AmResearch

Kossan Rubber - 1QFY15: A solid start BUY

kiasutrader
Publish date: Fri, 22 May 2015, 12:05 PM

- We reiterate BUY on Kossan Rubber Industries but place our fair value under review pending our meeting with management. Kossan’s share price had extended its FY14 uptrend, rising by 39% YTD to close at our fair value of RM6.20/share yesterday. It has outperformed both its peers and the FBM KLCI by 19ppts- 37ppts.

- The group posted a solid 1QFY15 net profit of RM45mil on the back of revenue of RM369mil. The results were within expectations, accounting for 23% of our and street estimates.

- YoY, Kossan’s earnings had jumped by 23% in tandem with the 21% increase in its revenue. The improved performance was mainly driven by the 30% rise in its glove sales volume due to new capacity (Plant 1) coming on-stream, which had more than offset the 10% decline in its ASP (due mainly to the 18.3% fall in natural rubber [NR] latex prices).

- To recap, Kossan’s three new plants (total installed capacity of 6bil pcs) will be fully commissioned by June 2015. This will raise its installed capacity by 38% to 22bil pcs p.a. The additional capacity (all earmarked for the nitrile [NBR] segment) will shift Kossan’s NBR:NR production mix from 57:43 to 69:31.

- Sequentially, the growth in sales volumes was smaller at 4.5% as this mainly came from the revamping of 2 old plants and not from new capacity at Plants 2 and 3 (cumulative 4bil NBR pcs). We understand that these two plants will only begin contributing positively to the group’s bottom line in 2HFY15.

- Nonetheless, with its improved product mix and greater production efficiency, Kossan’s QoQ net profit growth had outpaced that of its revenue in 1QFY15 (20% vs. 2%). This was despite ASP being lower by 6.3% and NR latex cost rising by 3.5% QoQ (EBITDA margin rose 2.6ppts QoQ to 21% in 1QFY15).

- While Kossan’s glove business continued to shine, its TRP division had a disappointing quarter in 1QFY15. While this may be partly due to seasonality, other reasons for the division’s weak performance both QoQ and YoY include the absorption of group senior management’s overhead costs (RM2mil) due to accounting regulations and completion of projects, to which Kossan supplied the infrastructure products.

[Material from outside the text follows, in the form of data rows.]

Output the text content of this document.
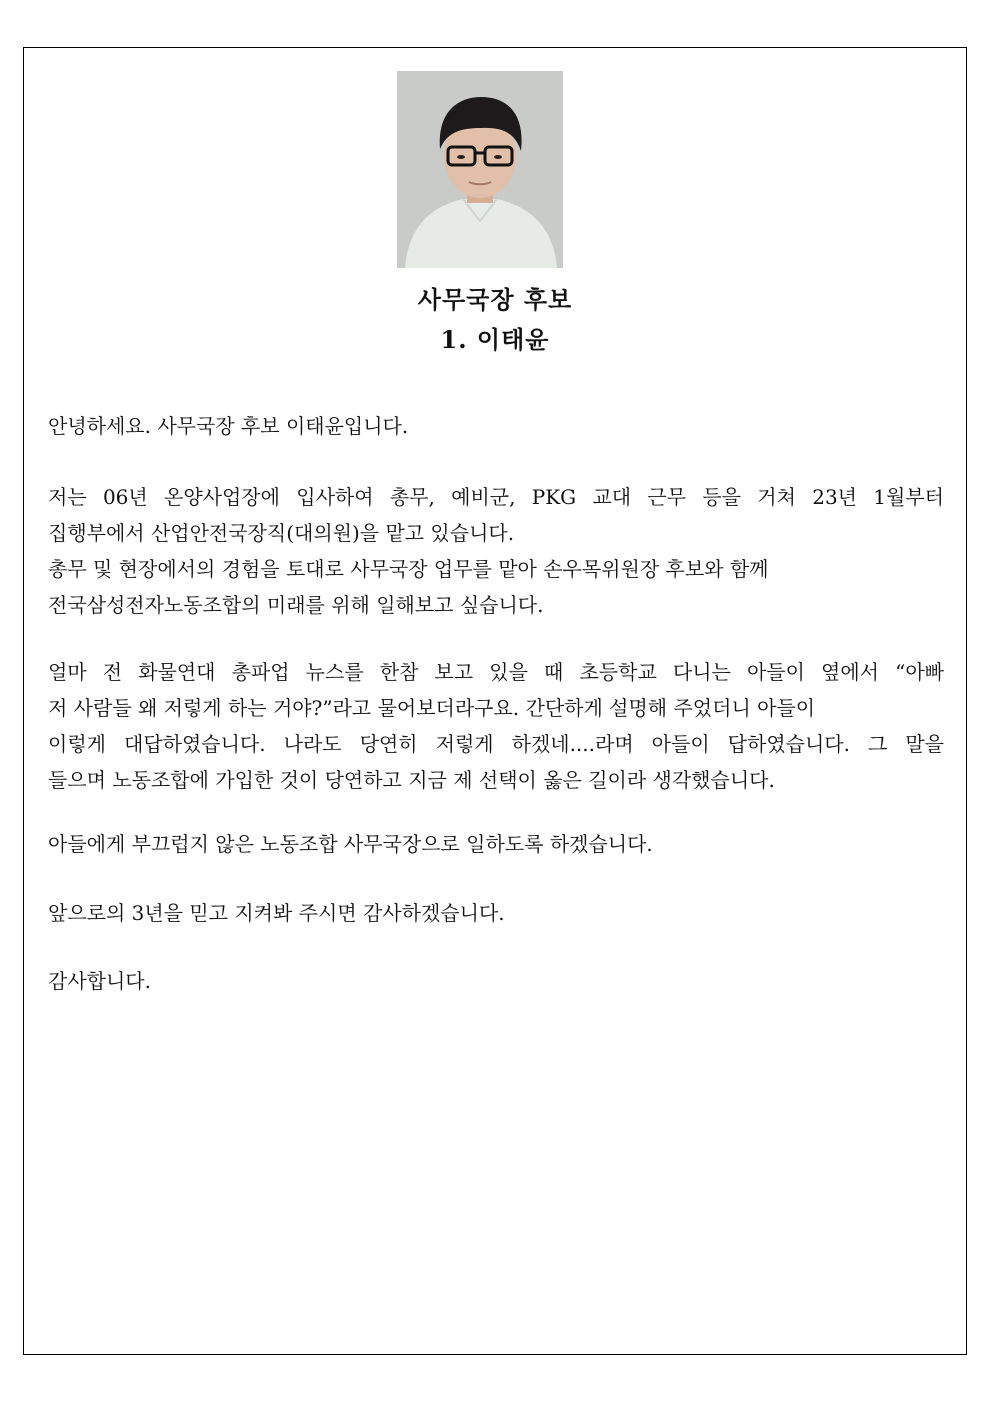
사무국장 후보
1. 이태윤
안녕하세요. 사무국장 후보 이태윤입니다.
저는 06년 온양사업장에 입사하여 총무, 예비군, PKG 교대 근무 등을 거쳐 23년 1월부터
집행부에서 산업안전국장직(대의원)을 맡고 있습니다.
총무 및 현장에서의 경험을 토대로 사무국장 업무를 맡아 손우목위원장 후보와 함께
전국삼성전자노동조합의 미래를 위해 일해보고 싶습니다.
얼마 전 화물연대 총파업 뉴스를 한참 보고 있을 때 초등학교 다니는 아들이 옆에서 “아빠
저 사람들 왜 저렇게 하는 거야?”라고 물어보더라구요. 간단하게 설명해 주었더니 아들이
이렇게 대답하였습니다. 나라도 당연히 저렇게 하겠네....라며 아들이 답하였습니다. 그 말을
들으며 노동조합에 가입한 것이 당연하고 지금 제 선택이 옳은 길이라 생각했습니다.
아들에게 부끄럽지 않은 노동조합 사무국장으로 일하도록 하겠습니다.
앞으로의 3년을 믿고 지켜봐 주시면 감사하겠습니다.
감사합니다.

- We opine that Kossan’s strong share price performance was spurred in part by the USD rally (vs. the RM), of which exporters like Kossan are prime beneficiaries. As we expect the imminent US rate hike to continue to exert further downward pressure on the RM, we believe that valuations of the rubber glove players will remain inflated. The stock is currently trading at an FY15F PE of 21x - the higher end of its 5-year PE band of 13x-21x.

- No change to our FY15F-FY17F earnings forecasts at this juncture. As usual, the group did not declare any dividends for this quarter. In view of its share price appreciation, its forward yields have compressed to an average of 2%.